Direktur Parameter Politik Indonesia, Adi Prayitno, menyebut proyek warisan pemerintahan Jokowi itu memang sejak awal sarat persoalan. Mulai dari pembiayaan, dugaan pembengkakan biaya, hingga polemik pengalihan mitra kerja dari Jepang ke Cina yang tak pernah dijelaskan secara transparan. “Sejak awal proyek ini penuh kontroversi. Soal utang dan efisiensi biaya sudah menjadi perdebatan panjang,” ujarnya melalui kanal YouTube, Selasa (28/10/2025).
Menurut Adi, lonjakan jumlah penumpang Whoosh yang kini menembus jutaan orang tak otomatis membuat proyek ini untung. Pendapatan dari tiket belum mampu menutupi beban utang yang ditaksir mencapai sekitar Rp2 triliun per tahun. “Beban itu nyata, dan mau tidak mau tetap akan ditanggung negara,” katanya.
Polemik makin ramai ketika publik mulai membandingkan proyek Whoosh dengan kereta cepat milik Arab Saudi. Di sana, jarak tempuhnya lebih jauh, tetapi biaya pembangunannya jauh lebih rendah. Para pendukung Whoosh berdalih, kondisi geografis Indonesia lebih menantang: berbukit, bergunung, dan berkelok. Namun alasan itu tak cukup meredam kecurigaan publik tentang dugaan mark up biaya yang sempat disinggung Mahfud MD beberapa waktu lalu.
Proyek ini memang penuh paradoks. Di satu sisi, Whoosh menjadi simbol kemajuan transportasi modern Indonesia. Di sisi lain, kemegahannya menimbulkan pertanyaan serius: siapa yang sebetulnya menikmati hasilnya, dan siapa yang menanggung risikonya?
Pemerintah kini mencoba menjaga jarak. Menteri Keuangan Purbaya Yudhi Sadewa menegaskan, pemerintahan Presiden Prabowo Subianto tidak ingin membayar utang proyek itu dengan dana APBN. Namun publik tahu, setiap utang negara pada akhirnya tetap bermuara ke kas publik dan itu berarti ujung-ujungnya rakyat harus menanggung beban utang.
“Andai proyek ini berdiri tanpa utang, tentu akan lebih layak dibanggakan,” kata Adi. “Sayangnya, di balik kenyamanan dan kecepatan Whoosh, masih tersisa beban berat yang ditinggalkan untuk rakyat.” tambahnya.

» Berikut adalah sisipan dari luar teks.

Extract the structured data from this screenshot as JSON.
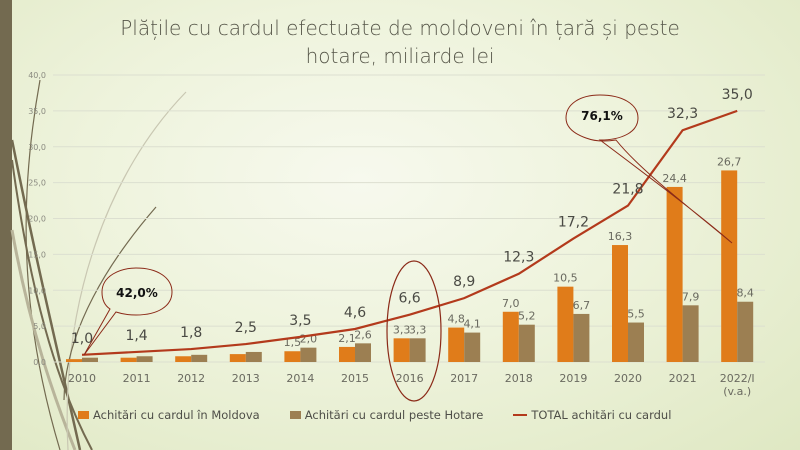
{
  "chart_data": {
    "type": "bar",
    "title": "Plățile cu cardul efectuate de moldoveni în țară și peste hotare, miliarde lei",
    "xlabel": "",
    "ylabel": "",
    "ylim": [
      0,
      40
    ],
    "yticks": [
      "0,0",
      "5,0",
      "10,0",
      "15,0",
      "20,0",
      "25,0",
      "30,0",
      "35,0",
      "40,0"
    ],
    "ytick_values": [
      0,
      5,
      10,
      15,
      20,
      25,
      30,
      35,
      40
    ],
    "grid": true,
    "legend_position": "bottom",
    "categories": [
      "2010",
      "2011",
      "2012",
      "2013",
      "2014",
      "2015",
      "2016",
      "2017",
      "2018",
      "2019",
      "2020",
      "2021",
      "2022/I (v.a.)"
    ],
    "category_lines": [
      [
        "2010"
      ],
      [
        "2011"
      ],
      [
        "2012"
      ],
      [
        "2013"
      ],
      [
        "2014"
      ],
      [
        "2015"
      ],
      [
        "2016"
      ],
      [
        "2017"
      ],
      [
        "2018"
      ],
      [
        "2019"
      ],
      [
        "2020"
      ],
      [
        "2021"
      ],
      [
        "2022/I",
        "(v.a.)"
      ]
    ],
    "series": [
      {
        "name": "Achitări cu cardul în Moldova",
        "type": "bar",
        "color": "#e07c1a",
        "values": [
          0.4,
          0.6,
          0.8,
          1.1,
          1.5,
          2.1,
          3.3,
          4.8,
          7.0,
          10.5,
          16.3,
          24.4,
          26.7
        ],
        "labels": [
          "",
          "",
          "",
          "",
          "1,5",
          "2,1",
          "3,3",
          "4,8",
          "7,0",
          "10,5",
          "16,3",
          "24,4",
          "26,7"
        ]
      },
      {
        "name": "Achitări cu cardul peste Hotare",
        "type": "bar",
        "color": "#9c7f52",
        "values": [
          0.6,
          0.8,
          1.0,
          1.4,
          2.0,
          2.6,
          3.3,
          4.1,
          5.2,
          6.7,
          5.5,
          7.9,
          8.4
        ],
        "labels": [
          "",
          "",
          "",
          "",
          "2,0",
          "2,6",
          "3,3",
          "4,1",
          "5,2",
          "6,7",
          "5,5",
          "7,9",
          "8,4"
        ]
      },
      {
        "name": "TOTAL achitări cu cardul",
        "type": "line",
        "color": "#b33a1c",
        "values": [
          1.0,
          1.4,
          1.8,
          2.5,
          3.5,
          4.6,
          6.6,
          8.9,
          12.3,
          17.2,
          21.8,
          32.3,
          35.0
        ],
        "labels": [
          "1,0",
          "1,4",
          "1,8",
          "2,5",
          "3,5",
          "4,6",
          "6,6",
          "8,9",
          "12,3",
          "17,2",
          "21,8",
          "32,3",
          "35,0"
        ]
      }
    ],
    "annotations": [
      {
        "type": "callout",
        "text": "42,0%",
        "points_to": "2010"
      },
      {
        "type": "callout",
        "text": "76,1%",
        "points_to": "2022/I (v.a.)"
      },
      {
        "type": "ellipse",
        "highlights": "2016"
      }
    ]
  }
}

Persoalan makin pelik setelah terungkap rincian utang yang harus dicicil Indonesia kepada Cina. Berdasarkan laporan Kompas (28 Oktober 2025), utang pembangunan Whoosh dilakukan dengan skema bunga tetap (fixed rate) selama 40 tahun pertama. Bunga ini jauh lebih tinggi dibandingkan tawaran Jepang pada 2015 yang hanya 0,1 persen per tahun. Dalam perjalanannya, PT Kereta Cepat Indonesia China (KCIC) kewalahan membayar utang pokok dan bunga yang menumpuk. Kini, Danantara bersama China Development Bank (CDB) tengah melakukan negosiasi restrukturisasi agar cicilan bisa lebih ringan. Salah satu opsi yang sedang dipertimbangkan adalah memperpanjang tenor utang hingga 60 tahun.